I try to keep the recipes fairly simple, because nobody wants to run around the store looking for 15 items to make a dish.
I don't know if the cards directly impact sales. I think seasonality is the biggest driving force, but I do think the cards enhance sales.
Regardless, customer comments concerning the cards are great. We're always hearing what customers think about the various recipes and how much they appreciate the variety.
In addition to the recipe cards, we also put labels with cooking instructions on our value-added products, which include such items as stuffed shrimp, meat loaf and stuffed sole.
In the early 1990s, we introduced cooking videos into our departments, but we discontinued the program after a few months. They were only a few minutes long, but nobody wanted to take the time to watch them.

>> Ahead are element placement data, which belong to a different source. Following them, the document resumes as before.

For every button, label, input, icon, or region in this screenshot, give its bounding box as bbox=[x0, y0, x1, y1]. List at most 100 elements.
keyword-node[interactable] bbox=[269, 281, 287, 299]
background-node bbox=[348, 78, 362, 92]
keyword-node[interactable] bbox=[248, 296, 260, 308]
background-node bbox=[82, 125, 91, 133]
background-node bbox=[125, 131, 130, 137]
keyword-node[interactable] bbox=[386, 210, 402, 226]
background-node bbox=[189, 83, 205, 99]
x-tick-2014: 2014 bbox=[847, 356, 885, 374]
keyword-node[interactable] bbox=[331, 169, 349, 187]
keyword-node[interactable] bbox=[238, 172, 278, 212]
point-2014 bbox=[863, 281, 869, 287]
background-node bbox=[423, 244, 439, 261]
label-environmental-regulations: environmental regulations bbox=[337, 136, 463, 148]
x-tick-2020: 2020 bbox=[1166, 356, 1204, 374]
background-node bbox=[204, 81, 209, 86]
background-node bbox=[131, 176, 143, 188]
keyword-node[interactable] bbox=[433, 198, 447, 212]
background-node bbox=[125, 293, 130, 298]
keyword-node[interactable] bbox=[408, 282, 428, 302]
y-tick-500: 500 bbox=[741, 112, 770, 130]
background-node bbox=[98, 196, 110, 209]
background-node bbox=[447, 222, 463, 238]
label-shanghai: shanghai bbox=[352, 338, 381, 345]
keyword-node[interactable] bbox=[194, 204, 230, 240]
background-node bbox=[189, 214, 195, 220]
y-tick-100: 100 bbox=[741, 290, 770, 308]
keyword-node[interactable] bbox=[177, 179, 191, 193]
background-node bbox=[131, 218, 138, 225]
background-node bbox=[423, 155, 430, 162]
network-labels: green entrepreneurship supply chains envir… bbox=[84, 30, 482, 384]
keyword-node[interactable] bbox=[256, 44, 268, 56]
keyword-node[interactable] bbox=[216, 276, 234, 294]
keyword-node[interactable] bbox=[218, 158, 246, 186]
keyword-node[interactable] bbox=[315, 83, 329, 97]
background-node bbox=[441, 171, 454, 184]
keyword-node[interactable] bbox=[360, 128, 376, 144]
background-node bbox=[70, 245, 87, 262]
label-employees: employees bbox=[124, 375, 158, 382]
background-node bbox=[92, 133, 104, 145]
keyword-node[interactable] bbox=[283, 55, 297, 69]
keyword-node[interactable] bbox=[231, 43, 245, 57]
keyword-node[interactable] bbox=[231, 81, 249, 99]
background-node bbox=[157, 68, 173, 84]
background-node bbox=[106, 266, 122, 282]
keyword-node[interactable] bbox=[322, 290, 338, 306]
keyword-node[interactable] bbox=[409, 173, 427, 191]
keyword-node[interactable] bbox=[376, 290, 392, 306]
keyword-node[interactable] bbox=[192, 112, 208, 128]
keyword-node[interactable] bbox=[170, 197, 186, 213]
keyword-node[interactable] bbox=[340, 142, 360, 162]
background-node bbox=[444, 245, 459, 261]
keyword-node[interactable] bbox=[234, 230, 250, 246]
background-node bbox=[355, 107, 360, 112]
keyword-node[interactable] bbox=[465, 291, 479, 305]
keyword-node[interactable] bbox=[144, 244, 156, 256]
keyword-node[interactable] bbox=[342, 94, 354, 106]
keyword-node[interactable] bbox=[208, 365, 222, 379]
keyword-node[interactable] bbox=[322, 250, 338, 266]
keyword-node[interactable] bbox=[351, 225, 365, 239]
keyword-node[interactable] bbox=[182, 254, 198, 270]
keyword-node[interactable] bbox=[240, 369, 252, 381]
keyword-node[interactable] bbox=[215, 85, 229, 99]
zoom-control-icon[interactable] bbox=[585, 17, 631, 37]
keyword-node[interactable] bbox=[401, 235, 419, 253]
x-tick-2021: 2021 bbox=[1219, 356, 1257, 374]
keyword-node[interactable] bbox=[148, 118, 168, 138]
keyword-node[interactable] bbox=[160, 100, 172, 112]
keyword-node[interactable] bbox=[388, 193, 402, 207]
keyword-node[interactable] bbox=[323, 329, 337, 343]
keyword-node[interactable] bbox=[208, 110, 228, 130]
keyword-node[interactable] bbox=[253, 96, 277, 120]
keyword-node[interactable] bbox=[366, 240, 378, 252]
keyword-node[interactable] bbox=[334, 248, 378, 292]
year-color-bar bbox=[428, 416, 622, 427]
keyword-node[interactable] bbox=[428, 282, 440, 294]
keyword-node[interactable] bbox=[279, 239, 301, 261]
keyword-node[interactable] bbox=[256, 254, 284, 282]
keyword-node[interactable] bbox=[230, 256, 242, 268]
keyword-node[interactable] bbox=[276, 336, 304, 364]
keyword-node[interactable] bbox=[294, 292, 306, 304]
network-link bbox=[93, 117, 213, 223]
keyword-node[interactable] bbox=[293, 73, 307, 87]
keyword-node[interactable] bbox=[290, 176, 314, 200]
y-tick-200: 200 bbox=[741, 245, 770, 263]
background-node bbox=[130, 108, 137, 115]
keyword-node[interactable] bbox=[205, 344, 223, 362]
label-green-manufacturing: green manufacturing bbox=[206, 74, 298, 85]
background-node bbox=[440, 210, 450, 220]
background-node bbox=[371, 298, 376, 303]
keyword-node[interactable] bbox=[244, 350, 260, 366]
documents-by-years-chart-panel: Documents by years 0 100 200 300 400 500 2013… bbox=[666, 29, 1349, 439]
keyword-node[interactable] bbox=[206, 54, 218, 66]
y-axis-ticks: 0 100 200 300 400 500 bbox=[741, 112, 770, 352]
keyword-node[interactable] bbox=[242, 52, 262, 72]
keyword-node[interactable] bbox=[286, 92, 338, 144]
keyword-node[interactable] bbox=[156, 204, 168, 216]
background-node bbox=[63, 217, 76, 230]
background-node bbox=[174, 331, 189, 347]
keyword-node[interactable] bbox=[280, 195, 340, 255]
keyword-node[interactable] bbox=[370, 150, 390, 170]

We also have several seafood manuals on hand in each of the stores, so employees can look up handling, cooking and nutritional information on various types of fish. The manuals are a big help, since employee turnover is always an issue.
West Point Market
It's important to offer customers adequate information on seafood preparation, because it's an expensive purchase and there's a variety of cooking times and preparation needs for each species.
In addition, we serve an upscale client base, so it's just as easy for our customers to eat fish when dining out.
Nevertheless, we are seeing an increase in seafood sales. I think part of the increase is due to the freshness of the seafood in our seafood department, which is completely separate from our meat department. We're very conscious about making sure our product is fresh, which is important, because a lot of people buy marginally fresh seafood and then decide they don't like the product, when, in fact, it's the lack of freshness that's the problem.
We also introduced seafood recipe cards about a year ago, and I think they've impacted sales. I know the customer response has been great.
We also make sure our staff is well-trained and able to assist customers with information on cooking options and overall meal preparation.
We also built wine racks under the seafood cases in our new department, which has really helped us cross merchandise the two categories. We sell about five to 10 cases of wine a week, which represents mostly additional sales to our wine department, which is located nearby and features about 3,500 labels.
Customers are always asking about wine, so we try to make sure our seafood staff can recommend a wine or refer the customer to one of our three wine stewards.
Our suppliers are among the best. They provide great point-of-sale materials and have even paid for training trips for our employees.
director, consumer affairs
We have a number of programs that help educate our customers in the art of cooking. They include our cooking school -- which became the country's first supermarket cooking school when we started it 20 years ago -- as well as a quarterly recipe magazine and 30-minute television program.
Our school, which now has locations in four of our 16 stores, becomes more and more popular with each passing year, with attendance averaging about 25,000 a year. Classes are offered every day except Sunday, and include daytime and evening hours.
As you might imagine, we cover a broad culinary range in our schools, with classes covering all types of ethnic and seasonal foods. Our instructors are usually chefs, restaurateurs, cookbook authors, home economists and the like.
The classes provide a great forum for our customers to ask questions and steer the conversation to the areas in which they are most interested, whether it be nutritional information, food safety or complementary dishes or wines. In addition, attendees are given recipes of the dishes covered to take home.
We also produce a 30-minute cooking show called "Everybody Cooks," which airs four times a year on our local, CBS-affiliate station; and we publish a recipe magazine four times a year that includes about 30 mostly seasonal recipes and has a circulation of about 200,000.
In addition to all this, we've also implemented an extensive seafood training program to help educate our department employees.